Está feliz por la reparación, pero no confía en la calidad de lo que se está haciendo. Cree que volverá a ver caer los pedazos de las gradas caer en pocos años. Tal vez su suerte en el fútbol lo ha vuelto pesimista; o tal vez conoce demasiado bien el terreno.
El día que llegamos a visitar el Martí eran las 2 de la tarde y solo quedaban dos constructores sentados en la parte trasera de las gradas. Les pregunté si no les daba miedo, porque el techo parecía a punto de caerse. “¿Eso no se cae?”, les dije y me respondió un señor, aparentemente, con muchos años de experiencia. “Sí, se cae, pero bueno…”.
Mi apreciación, sin saber nada de construcción, es que eso está en el aire y no se ha caído de milagro. Le pregunté cuánto tiempo llevaban reparando el Martí: “Ufff, desde que nos tienen aquí…”. Le pregunté cuántos meses y me dijo que meses no. “¡Estamos hablando de años!”.
Hace poco terminaron una escalera que les quedó súper linda. Se demoran en terminar por veinte cosas: a veces faltan los materiales, a veces están parados por falta de equipamiento; pero de todas formas tienen que estar ahí a pie de obra.
Recordé la desconfianza de mucha gente que dice que eso que le están haciendo al Martí es un colorete, aunque el jefe de brigada dijo a la prensa, hace unos meses, que se trataba de una reparación capital. La gente es muy desconfiada. Les pegunté a los constructores si se llevaban los materiales de la obra, porque vi algunos sacos afuera. Ellos me dijeron que no rotundamente, pero se referían a ellos mismos y yo preguntaba por la gente de la calle. Les aclaré y respiraron aliviados: “No, no, de aquí nadie se lleva nada, aquí hay custodios”. Según ellos, no hay desvío de recursos, aunque sé que de ese tipo de obras es que suele sustraerse el cemento y el polvo de piedra que venden los tránsfugas por la izquierda.

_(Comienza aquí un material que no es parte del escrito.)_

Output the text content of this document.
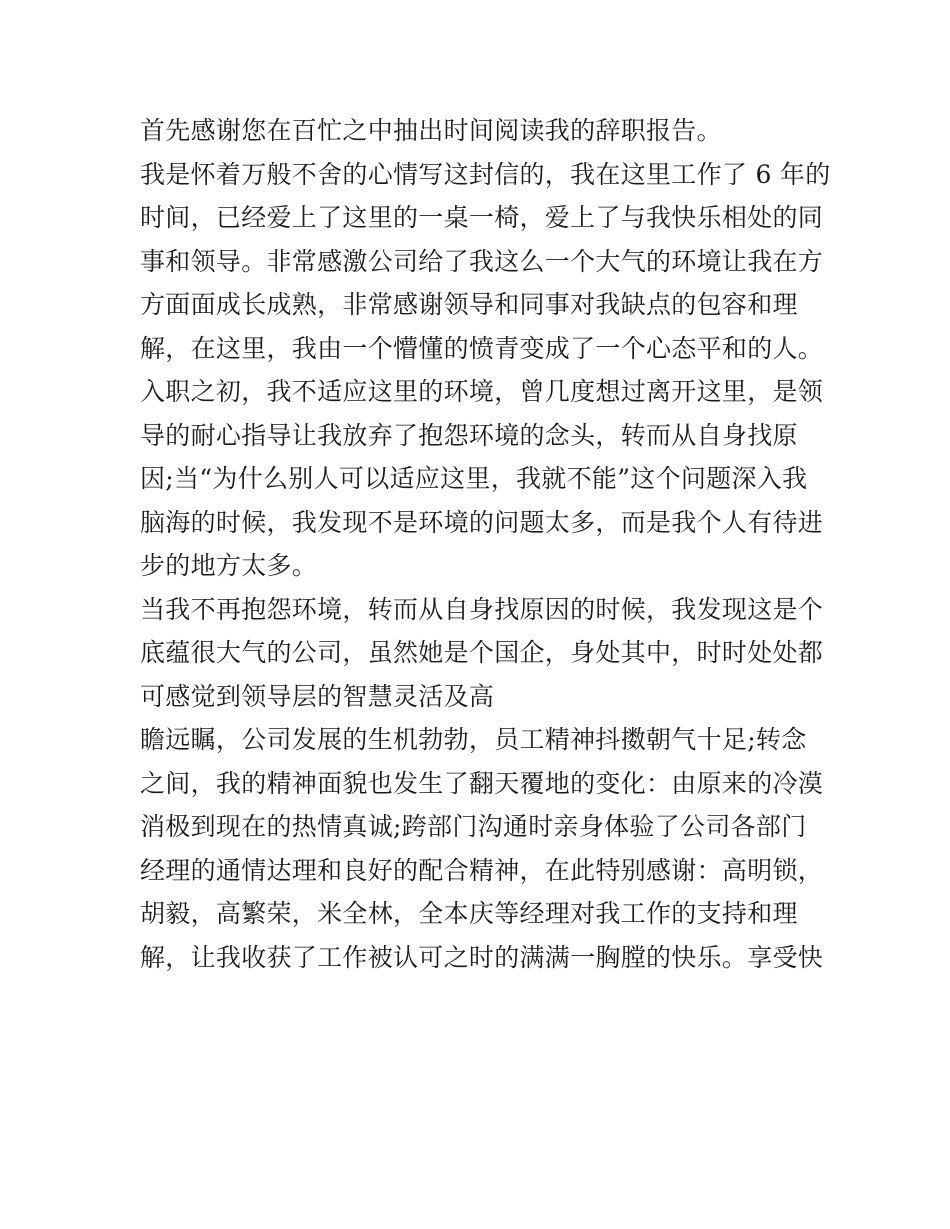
首先感谢您在百忙之中抽出时间阅读我的辞职报告。
我是怀着万般不舍的心情写这封信的，我在这里工作了 6 年的
时间，已经爱上了这里的一桌一椅，爱上了与我快乐相处的同
事和领导。非常感激公司给了我这么一个大气的环境让我在方
方面面成长成熟，非常感谢领导和同事对我缺点的包容和理
解，在这里，我由一个懵懂的愤青变成了一个心态平和的人。
入职之初，我不适应这里的环境，曾几度想过离开这里，是领
导的耐心指导让我放弃了抱怨环境的念头，转而从自身找原
因;当“为什么别人可以适应这里，我就不能”这个问题深入我
脑海的时候，我发现不是环境的问题太多，而是我个人有待进
步的地方太多。
当我不再抱怨环境，转而从自身找原因的时候，我发现这是个
底蕴很大气的公司，虽然她是个国企，身处其中，时时处处都
可感觉到领导层的智慧灵活及高
瞻远瞩，公司发展的生机勃勃，员工精神抖擞朝气十足;转念
之间，我的精神面貌也发生了翻天覆地的变化：由原来的冷漠
消极到现在的热情真诚;跨部门沟通时亲身体验了公司各部门
经理的通情达理和良好的配合精神，在此特别感谢：高明锁，
胡毅，高繁荣，米全林，全本庆等经理对我工作的支持和理
解，让我收获了工作被认可之时的满满一胸膛的快乐。享受快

Ojalá que de verdad nadie se lleve nada y, aunque sea por unos meses, los que construyen por esfuerzo propio puedan conseguir materiales en otro lado para que se haga realidad la reparación capital. Que nadie se lleve un bloque “sin darse cuenta” y que las veinte cosas que detienen la obra sean resueltas al unísono para que el Martí vuelva a ser un lugar para crecer y divertirse, un sitio seguro y hermoso.